Desse modo torna-se responsável pelos seus atos, e, como o bem atrai o bem e o
mal chama o mal, cedo ou tarde, terá ele a recompensa ou a punição devida. Céu
e inferno para o credo C não são
lugares, não são pontos finais em que vai esbarrar o espírito para estacionar preguiçosamente ou derreter-se ao calor de
fogueiras; mas são, apenas, estados de consciência. O espírito se sentirá
feliz, felicíssimo, mesmo, e achará o céu dentro de si, quando se veja
despojado de todas as imperfeições; ao contrário, o inferno reinará no seu íntimo,
enquanto se lembrar de que ainda não resgatou a menor maldade com que partiu
deste para o outro mundo. Mas, como lhe é permitido, pela religião C, baixar à terra tantas vezes quantas
forem necessárias para o seu completo aperfeiçoamento, um dia, afinal, ele
conseguirá a iluminação do céu dentro da sua consciência.
Das escrituras
sagradas, Que são o código comum a essas três religiões, posto que divirja, de
uma para outra, a interpretação dos seus textos, o credo C tem por princípio básico a sentença: “Não faças a outrem o que não desejas que fizessem a ti; e, por
cominação de pena, no caso de transgressão - Quem com ferro fere com ferro será ferido.
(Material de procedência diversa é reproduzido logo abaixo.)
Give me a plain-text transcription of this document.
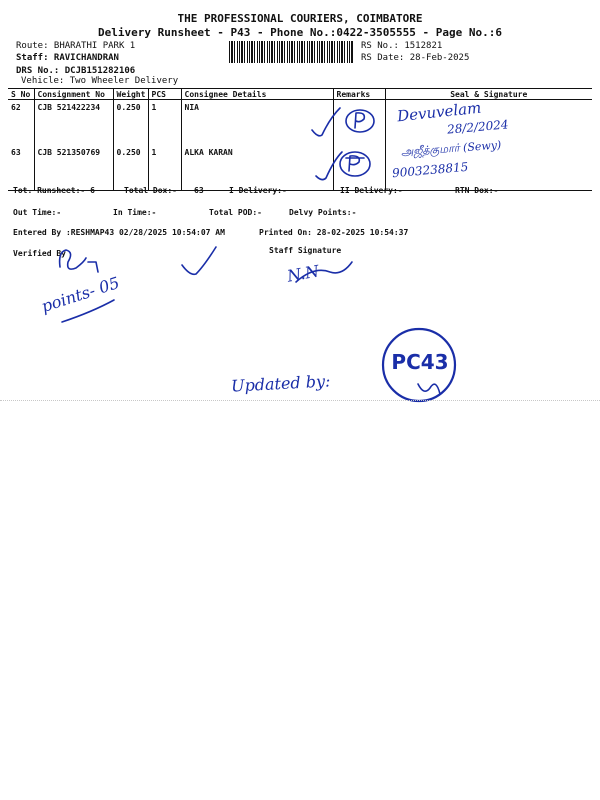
THE PROFESSIONAL COURIERS, COIMBATORE
Delivery Runsheet - P43 - Phone No.:0422-3505555 - Page No.:6
Route: BHARATHI PARK 1
Staff: RAVICHANDRAN
DRS No.: DCJB151282106
Vehicle: Two Wheeler Delivery
RS No.: 1512821
RS Date: 28-Feb-2025
S No	Consignment No	Weight	PCS	Consignee Details	Remarks	Seal & Signature
62	CJB 521422234	0.250	1	NIA		
63	CJB 521350769	0.250	1	ALKA KARAN		
Tot. Runsheet:- 6	Total Dox:- 63	I Delivery:-	II Delivery:-	RTN Dox:-
Out Time:-	In Time:-	Total POD:-	Delvy Points:-
Entered By :RESHMAP43 02/28/2025 10:54:07 AM	Printed On: 28-02-2025 10:54:37
Verified By	Staff Signature
Devuvelam
28/2/2024
அஜீத்குமார் (Sewy)
9003238815
points- 05	N.N
Updated by:
PC43
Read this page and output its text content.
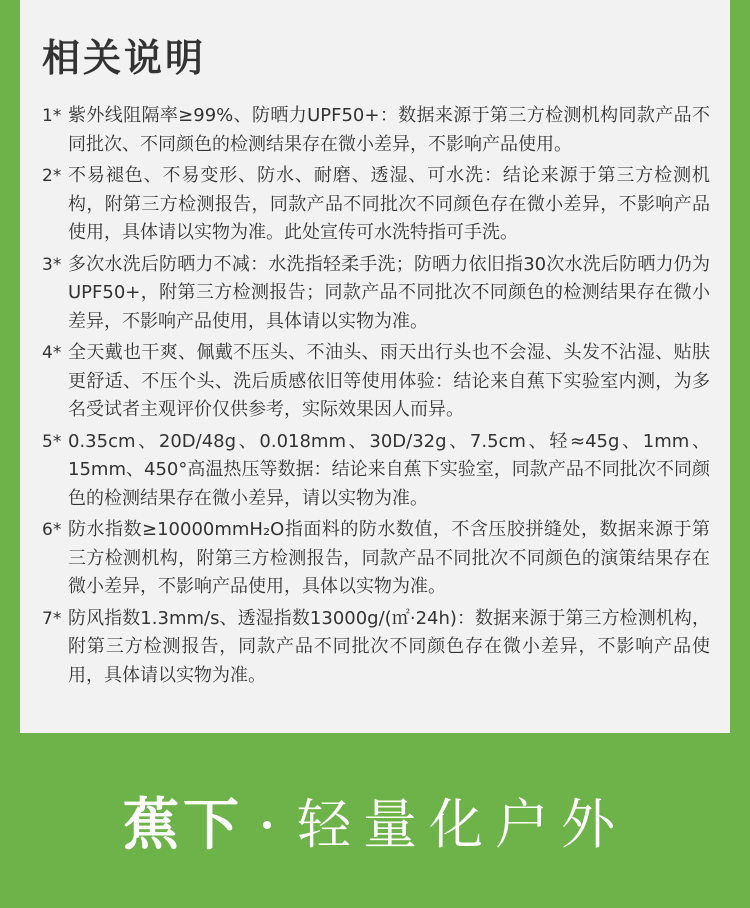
相关说明
1* 紫外线阻隔率≥99%、防晒力UPF50+：数据来源于第三方检测机构同款产品不同批次、不同颜色的检测结果存在微小差异，不影响产品使用。
2* 不易褪色、不易变形、防水、耐磨、透湿、可水洗：结论来源于第三方检测机构，附第三方检测报告，同款产品不同批次不同颜色存在微小差异，不影响产品使用，具体请以实物为准。此处宣传可水洗特指可手洗。
3* 多次水洗后防晒力不减：水洗指轻柔手洗；防晒力依旧指30次水洗后防晒力仍为UPF50+，附第三方检测报告；同款产品不同批次不同颜色的检测结果存在微小差异，不影响产品使用，具体请以实物为准。
4* 全天戴也干爽、佩戴不压头、不油头、雨天出行头也不会湿、头发不沾湿、贴肤更舒适、不压个头、洗后质感依旧等使用体验：结论来自蕉下实验室内测，为多名受试者主观评价仅供参考，实际效果因人而异。
5* 0.35cm、20D/48g、0.018mm、30D/32g、7.5cm、轻≈45g、1mm、15mm、450°高温热压等数据：结论来自蕉下实验室，同款产品不同批次不同颜色的检测结果存在微小差异，请以实物为准。
6* 防水指数≥10000mmH₂O指面料的防水数值，不含压胶拼缝处，数据来源于第三方检测机构，附第三方检测报告，同款产品不同批次不同颜色的演策结果存在微小差异，不影响产品使用，具体以实物为准。
7* 防风指数1.3mm/s、透湿指数13000g/(㎡·24h)：数据来源于第三方检测机构，附第三方检测报告，同款产品不同批次不同颜色存在微小差异，不影响产品使用，具体请以实物为准。
蕉下 轻量化户外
Um sintônico automatismo
liga a falta à punição, seguindo-se uma imediatamente a outra, como o efeito
sucede à causa.
Convencidos, portanto,
os crentes da religião C de que
nenhuma interferência estranha os livrará da penalidade, e que só a eles
compete evitar as reações punitivas de suas ações maléficas, o instinto de
defesa, quando não seja já a boa índole e o caráter superior, terá que elevar,
cada vez mais, o nível de sua mentalidade. Orgulho, ódio, vingança e egoísmo
serão varridos do seu coração e, desse modo, amando aos semelhantes como a si
mesmos, já não haverá questões de raças que os separem, nem antagonismos de pátrias
capazes de incita-los ao morticínio, quando eles sabem que já pertenceram e
devem sua evolução a todas as raças e a cada uma dessas pátrias. Enfim, o
sentimento da fraternidade universal - objetivo máximo do ser humano - está
conseguido e o espírito passará a outro planeta mais adiantado. Daí, em escala
sempre ascensional, de planeta em planeta, enriquecendo, cada vez mais, a sua
inteligência e aprimorando o seu moral, ele será um
infatigável colaborador da obra de Deus.
A pequenada, neste
ponto do vosso teste, estará pensando que tantos são os deuses quantas as
religiões existentes. Será preciso explicar-lhes que o Deus de qualquer dessas
três religiões tomadas para exemplo (e foram essas as preferidas por constituírem
os seus postulados as confissões predominantes no nosso pais), ... dizíamos
será preciso esclarecer a dúvida da pequenada, fazendo notar que esse Deus é um
único e o mesmo, tanto para a religião A
como para a religião
B, como para a
religião C. Ele é definido por todas
com idênticos atributos: possui bondade maior do que o mais bondoso dos pais;
reúne sabedoria tão grande, que todo o saber dos nossos sábios juntos, em cotejo
com a d'Ele, pode ser comparado à figura de um estudantezinho que ainda pão
passou da cartilha.
Essa bondade que,
por não ter limite, se chamou de “infinita”, e essa sabedoria que, pela sua
amplitude, se nomeia “onisciências”, bradarão à alma ingênua das crianças e
elas, isentas das paixões que desnorteiam os homens, desconhecendo ainda
preconceitos que fazem dissimular as nossas convicções mais sinceras, sem
hesitar, espontaneamente, desassombradamente, identificarão o verdadeiro Deus.
Tentai, pois, a
experiência e vos surpreendereis que, ao inverso da dificuldade do um reservatório
de conhecimentos que irão do chamado instinto à mais lúcida inteligência com
que lidam tantos cérebros adultos de raciocínio já formado para atingir a
concepção de Deus, a criança vai logo direita ao fim, confirmando a sentença:
“Ex ore parvulorum veritas”, ou, traduzindo para os nossos leitores esquecidos
do latinório: “ A verdade sai da boca das crianças”.